For the past nearly 30 years I have dedicated my career to trying to understand how to move people from passivity to doing something they wouldn’t normally do: give their money to someone else. I have specialized in the early stages of giving because, to me, it holds the greatest challenge and mystery.
When I first started as a student caller at my alma mater in 1997, I was learning how to fundraise like a line worker at a factory: make the call, ask these questions in this order, ask for money at these fixed levels, and follow the structure.
Now, here is the secret I have held for many years—I wasn’t a very good fundraiser. I was a very good line worker. Many of my peers were better than I was, mostly because they were more comfortable varying from the structure and having authentic conversations.
This commitment to the process has served me well for many years. However, embedded in my student caller roots is this idea that we are in a volume business.

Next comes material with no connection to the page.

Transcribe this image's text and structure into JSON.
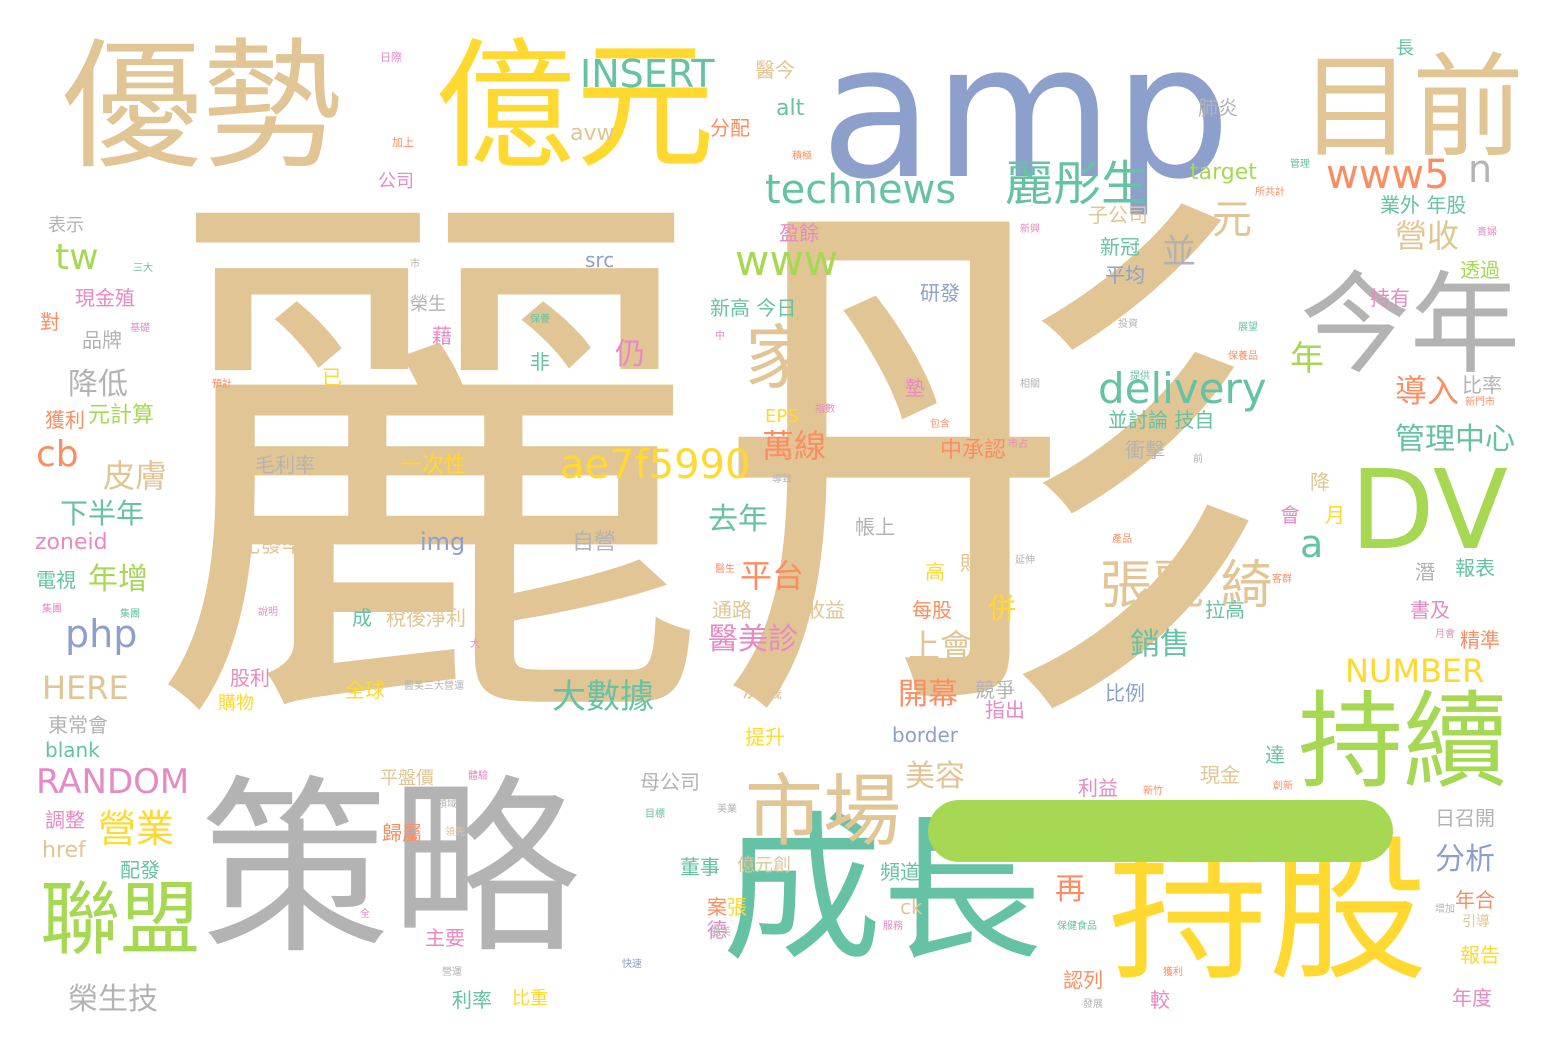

For nearly three decades, I have been in that volume business: we secure a donor’s gift at the lowest cost point possible. Throughout my experiences, though, I have always worked to bring greater science to the art of fundraising—to shift, in some way, the equilibrium and bring the framework of efficiency to balance the relational art of our work.
Today, I have become concerned that the very nature of what makes me good at this work may be a part of what is wrong with this space. In our pursuit of annual effectiveness, have we created a generation of indifferent alumni?